Blaska believes his best bit of luck was finding MetalworX in Waterloo, Wisconsin, which serves as Blaska’s product fabricator and distributor. He said:
“Larry Waldo owns and operates a 15,000-sq.-ft. computer numerically controlled milling and metal fabrication facility, and his son, Joel, provides SolidWorks fabrication design support. Their combination was the perfect fit for Smart Elevator Tech.”
When asked about work challenges, Blaska says there aren’t enough hours in the day. “For elevator engineering, I’ve had to become more selective about the jobs I take. I prefer the more technically complex alterations, where I feel I can add the most value,” he explained. Regarding professional strengths and what he finds most rewarding about his job, Blaska believes his passion for his work is above all. He added:
“I love working out a difficult layout or bracket design, which I tend to visualize in my mind before drawing it in CAD. For my products, my sales experience has been very helpful. And, as I’m the inventor of each product, no one can know the product better. Seeing my products being installed in such important places as the Statue of Liberty, the One World Trade Center and a historical Washington, D.C., building is very rewarding.”
When asked about the advice he would give someone considering a career in the elevator industry, Blaska says, “Make yourself as valuable as you can. If you are coming into the field, take courses that can enhance your skills, such as welding, electrical engineering, etc.” He also believes it is important to learn as much as possible about the technical aspects of elevators and escalators. “Learn the codes, figure out how the equipment works, attend the trade shows, and ask questions of the seniors around you,” Blaska added.
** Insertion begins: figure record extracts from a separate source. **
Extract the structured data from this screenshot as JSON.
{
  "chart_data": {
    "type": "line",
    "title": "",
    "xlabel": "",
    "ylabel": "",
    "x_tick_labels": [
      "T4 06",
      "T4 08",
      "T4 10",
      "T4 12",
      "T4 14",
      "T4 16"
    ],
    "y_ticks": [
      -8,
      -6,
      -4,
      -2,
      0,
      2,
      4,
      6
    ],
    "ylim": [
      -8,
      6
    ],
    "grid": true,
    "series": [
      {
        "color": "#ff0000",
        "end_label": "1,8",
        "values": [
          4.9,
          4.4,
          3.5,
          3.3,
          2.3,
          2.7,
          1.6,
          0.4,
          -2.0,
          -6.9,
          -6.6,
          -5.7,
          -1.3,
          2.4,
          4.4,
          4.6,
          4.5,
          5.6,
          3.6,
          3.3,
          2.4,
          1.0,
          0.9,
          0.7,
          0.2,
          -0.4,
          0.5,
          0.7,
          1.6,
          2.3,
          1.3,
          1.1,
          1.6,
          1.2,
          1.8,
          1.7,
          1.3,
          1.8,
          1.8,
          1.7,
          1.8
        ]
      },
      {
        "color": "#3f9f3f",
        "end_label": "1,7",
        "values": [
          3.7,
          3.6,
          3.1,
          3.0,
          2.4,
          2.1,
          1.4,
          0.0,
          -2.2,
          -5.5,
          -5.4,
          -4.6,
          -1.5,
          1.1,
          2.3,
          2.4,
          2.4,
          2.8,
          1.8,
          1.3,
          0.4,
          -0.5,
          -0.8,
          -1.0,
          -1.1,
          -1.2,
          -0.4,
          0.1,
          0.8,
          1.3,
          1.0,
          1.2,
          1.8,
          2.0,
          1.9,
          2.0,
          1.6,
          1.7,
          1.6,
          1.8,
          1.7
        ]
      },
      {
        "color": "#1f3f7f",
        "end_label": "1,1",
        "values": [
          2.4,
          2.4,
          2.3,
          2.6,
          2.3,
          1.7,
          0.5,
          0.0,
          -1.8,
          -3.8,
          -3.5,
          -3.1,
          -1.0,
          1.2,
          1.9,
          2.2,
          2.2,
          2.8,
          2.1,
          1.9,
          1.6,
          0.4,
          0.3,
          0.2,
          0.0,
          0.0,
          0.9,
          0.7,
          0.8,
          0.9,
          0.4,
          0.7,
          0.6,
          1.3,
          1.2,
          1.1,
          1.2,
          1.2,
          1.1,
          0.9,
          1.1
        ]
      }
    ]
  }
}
In his spare time, Blaska enjoys vacationing with his wife, Margaret, and daughter, Jacqueline. Blaska said:
“Last summer, we went to Peru. We recently purchased a weekend getaway in the wine country, which overlooks a vineyard and the distant Mount Sonoma. The neighboring rancher occasionally runs his bulls in a paddock along our fence, which brings back memories of my life on the farm.” When asked about retirement, Blaska insists working for himself is advantageous when it comes to planning time off: “In time, I will become more selective about the jobs I take on. I’ve still got a lot of years left in me, health permitting. I plan to go out with my boots on.”